Monday, 16 May 2011

Myth Busting Monday: 'Abstinence education is a really good idea'

So, a topical myth-bust today in light of Nadine Dorries' recent proposal that young women be taught abstinence education in schools. Lisa has already blogged on that issue here; so today is all about debunking the myth that abstinence education actually works, i.e. empowers young people to delay sex, and reduces levels of STIs and unplanned pregnancies.

The Sex Education Forum gives a very sensible, straight-forward account of abstinence education here. In answer to the question 'Does abstinence education work?' it states:

'There is no evidence that ‘abstinence – only’ education either reduces teenage pregnancy or improves sexual health (Kirby 2001 & Swann et al 2003).

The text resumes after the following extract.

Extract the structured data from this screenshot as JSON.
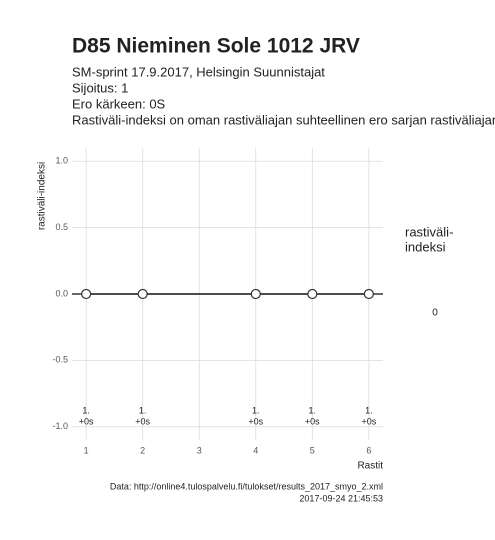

There is also no evidence to support the claims that the teaching of contraception leads to increased sexual activity (Swann et al 2003).'

Worryingly, the research suggests that such programmes which withhold information about sexual health can place young people at higher risk of STIs and unwanted pregnancy. Not a huge shock to anyone with some common sense.

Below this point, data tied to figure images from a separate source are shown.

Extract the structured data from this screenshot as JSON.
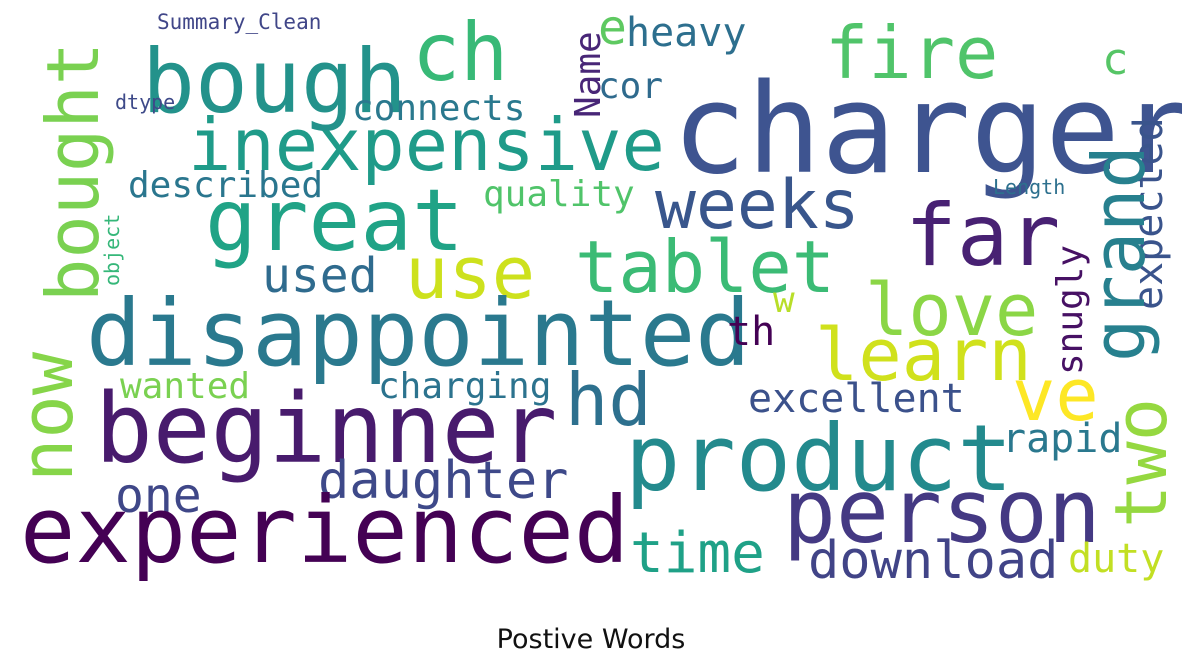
{
  "caption": "Postive Words",
  "words": [
    {
      "text": "charger",
      "color": "#3e5490"
    },
    {
      "text": "bough",
      "color": "#23928b"
    },
    {
      "text": "ch",
      "color": "#38b977"
    },
    {
      "text": "fire",
      "color": "#50c46a"
    },
    {
      "text": "heavy",
      "color": "#2d6f8e"
    },
    {
      "text": "e",
      "color": "#5ec961"
    },
    {
      "text": "c",
      "color": "#56c566"
    },
    {
      "text": "Summary_Clean",
      "color": "#404688"
    },
    {
      "text": "Name",
      "color": "#482677"
    },
    {
      "text": "cor",
      "color": "#2f6a8d"
    },
    {
      "text": "connects",
      "color": "#2a798e"
    },
    {
      "text": "dtype",
      "color": "#3e4a89"
    },
    {
      "text": "inexpensive",
      "color": "#1f9b89"
    },
    {
      "text": "bought",
      "color": "#7ad151"
    },
    {
      "text": "described",
      "color": "#2a768e"
    },
    {
      "text": "quality",
      "color": "#50c46a"
    },
    {
      "text": "weeks",
      "color": "#39568c"
    },
    {
      "text": "Length",
      "color": "#2d708e"
    },
    {
      "text": "expected",
      "color": "#3a548c"
    },
    {
      "text": "great",
      "color": "#20a386"
    },
    {
      "text": "far",
      "color": "#482173"
    },
    {
      "text": "grand",
      "color": "#27808e"
    },
    {
      "text": "object",
      "color": "#35b779"
    },
    {
      "text": "tablet",
      "color": "#3bbb75"
    },
    {
      "text": "use",
      "color": "#cde11d"
    },
    {
      "text": "used",
      "color": "#2f6b8e"
    },
    {
      "text": "snugly",
      "color": "#471164"
    },
    {
      "text": "love",
      "color": "#8bd646"
    },
    {
      "text": "w",
      "color": "#b8de29"
    },
    {
      "text": "disappointed",
      "color": "#2a798e"
    },
    {
      "text": "th",
      "color": "#440154"
    },
    {
      "text": "learn",
      "color": "#d0e11c"
    },
    {
      "text": "now",
      "color": "#86d549"
    },
    {
      "text": "wanted",
      "color": "#7ad151"
    },
    {
      "text": "charging",
      "color": "#2c738e"
    },
    {
      "text": "hd",
      "color": "#2d708e"
    },
    {
      "text": "ve",
      "color": "#fde725"
    },
    {
      "text": "excellent",
      "color": "#3b518b"
    },
    {
      "text": "beginner",
      "color": "#481b6d"
    },
    {
      "text": "product",
      "color": "#238a8d"
    },
    {
      "text": "two",
      "color": "#95d840"
    },
    {
      "text": "rapid",
      "color": "#2a788e"
    },
    {
      "text": "one",
      "color": "#3f4788"
    },
    {
      "text": "daughter",
      "color": "#3e4989"
    },
    {
      "text": "person",
      "color": "#443983"
    },
    {
      "text": "experienced",
      "color": "#440154"
    },
    {
      "text": "time",
      "color": "#1fa187"
    },
    {
      "text": "download",
      "color": "#414487"
    },
    {
      "text": "duty",
      "color": "#c2df23"
    }
  ]
}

In terms of abortion education, we hear similar arguments from the 'abstinence-brigade' against giving young people information about pregnancy options. There is a sense that if you tell young women what abortion is and where you can access information and services they'll all want to run out and have one. In fact, our own student evaluations tell us that having the space to think about pregnancy decision making actually motivates the young people we speak to to use contraception and consider the choices they make. The University of Southampton's report on second trimester abortions shows that some women's lack of information on what abortion involved, or where to access it, meant that they delayed the procedure, with possible increased risks to health.

All of this is why we side with those, like the Sex Education Forum who believe in educating young people about sex and pregnancy in a balanced way, helping them to think about not just how to prevent unwanted pregnancies but examining their motivation to do.